The question is: why is the original PDF not fully OCR-ed by ABBYY ?

Attached Files

Order By: Standard | Newest | Votes
Nikolay Krivchanskiy posted this 3 days ago

 Hi Koen,

There is a number of methods to improve recognition quality in FineReader Engine. For example we managed to achieve much better results, setting options ObjectsExtractionParams::EnableAggressiveTextExtraction, ObjectsExtractionParams::DetectTextOnPictures to true.

Aдso you should manually set recognition language or languages of the document you are recognizing. You can do this with RecognizerParams::SetPredefinedTextLanguage.

For more information about object extraction options, please refer to Help → API Reference → Parameter Objects → Preprocessing, Analysis, Recognition, and Synthesis Parameters → ObjectsExtractionParams.

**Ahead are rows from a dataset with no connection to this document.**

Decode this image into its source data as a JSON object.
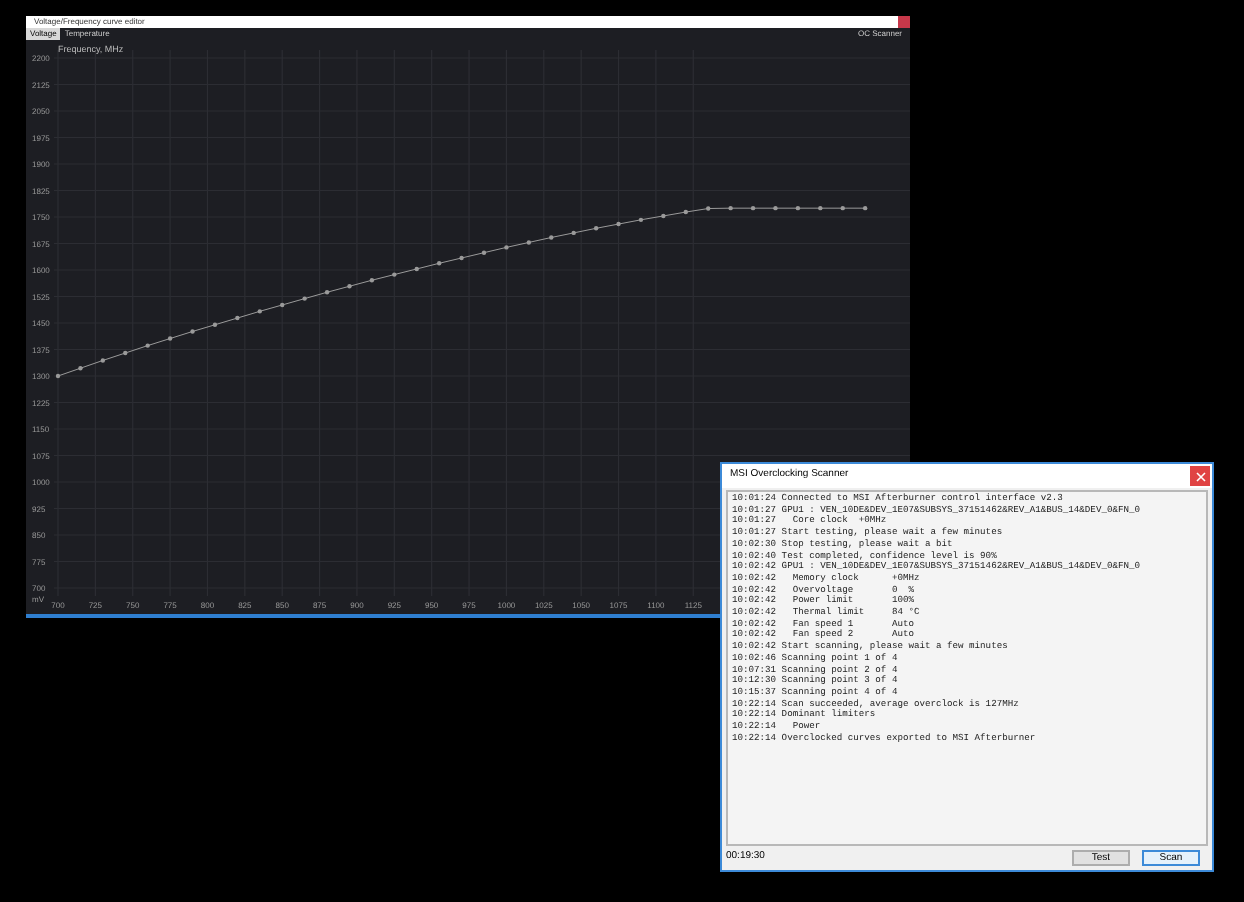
{
  "curve_window": {
    "title": "Voltage/Frequency curve editor",
    "tabs": [
      {
        "label": "Voltage",
        "selected": true
      },
      {
        "label": "Temperature",
        "selected": false
      }
    ],
    "mode_label": "OC Scanner",
    "chart_data": {
      "type": "line",
      "grid": true,
      "ylabel": "Frequency, MHz",
      "xlabel": "mV",
      "x": [
        700,
        715,
        730,
        745,
        760,
        775,
        790,
        805,
        820,
        835,
        850,
        865,
        880,
        895,
        910,
        925,
        940,
        955,
        970,
        985,
        1000,
        1015,
        1030,
        1045,
        1060,
        1075,
        1090,
        1105,
        1120,
        1135,
        1150,
        1165,
        1180,
        1195,
        1210,
        1225,
        1240
      ],
      "series": [
        {
          "color": "#9a9a9a",
          "values": [
            1300,
            1322,
            1344,
            1365,
            1386,
            1406,
            1426,
            1445,
            1464,
            1483,
            1501,
            1519,
            1537,
            1554,
            1571,
            1587,
            1603,
            1619,
            1634,
            1649,
            1664,
            1678,
            1692,
            1705,
            1718,
            1730,
            1742,
            1753,
            1764,
            1774,
            1775,
            1775,
            1775,
            1775,
            1775,
            1775,
            1775
          ]
        }
      ],
      "xlim": [
        700,
        1270
      ],
      "ylim": [
        700,
        2200
      ],
      "xticks": [
        700,
        725,
        750,
        775,
        800,
        825,
        850,
        875,
        900,
        925,
        950,
        975,
        1000,
        1025,
        1050,
        1075,
        1100,
        1125
      ],
      "yticks": [
        2200,
        2125,
        2050,
        1975,
        1900,
        1825,
        1750,
        1675,
        1600,
        1525,
        1450,
        1375,
        1300,
        1225,
        1150,
        1075,
        1000,
        925,
        850,
        775,
        700
      ]
    }
  },
  "scanner_window": {
    "title": "MSI Overclocking Scanner",
    "log": [
      "10:01:24 Connected to MSI Afterburner control interface v2.3",
      "10:01:27 GPU1 : VEN_10DE&DEV_1E07&SUBSYS_37151462&REV_A1&BUS_14&DEV_0&FN_0",
      "10:01:27   Core clock  +0MHz",
      "10:01:27 Start testing, please wait a few minutes",
      "10:02:30 Stop testing, please wait a bit",
      "10:02:40 Test completed, confidence level is 90%",
      "10:02:42 GPU1 : VEN_10DE&DEV_1E07&SUBSYS_37151462&REV_A1&BUS_14&DEV_0&FN_0",
      "10:02:42   Memory clock      +0MHz",
      "10:02:42   Overvoltage       0  %",
      "10:02:42   Power limit       100%",
      "10:02:42   Thermal limit     84 °C",
      "10:02:42   Fan speed 1       Auto",
      "10:02:42   Fan speed 2       Auto",
      "10:02:42 Start scanning, please wait a few minutes",
      "10:02:46 Scanning point 1 of 4",
      "10:07:31 Scanning point 2 of 4",
      "10:12:30 Scanning point 3 of 4",
      "10:15:37 Scanning point 4 of 4",
      "10:22:14 Scan succeeded, average overclock is 127MHz",
      "10:22:14 Dominant limiters",
      "10:22:14   Power",
      "10:22:14 Overclocked curves exported to MSI Afterburner"
    ],
    "elapsed": "00:19:30",
    "buttons": [
      {
        "label": "Test",
        "focused": false
      },
      {
        "label": "Scan",
        "focused": true
      }
    ]
  }
}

Koen de Leijer posted this 3 days ago

Hi Nikolay

Thank you for your reply,

Just to make sure: my issue is not about the text-extraction itself, but about the way a PDF is OCR-ed.

The PDF returned from the PDFExport-module of ABBYY Finereader Engine will be processed by our own software,

and it is that that PDF is not fully OCR-ed.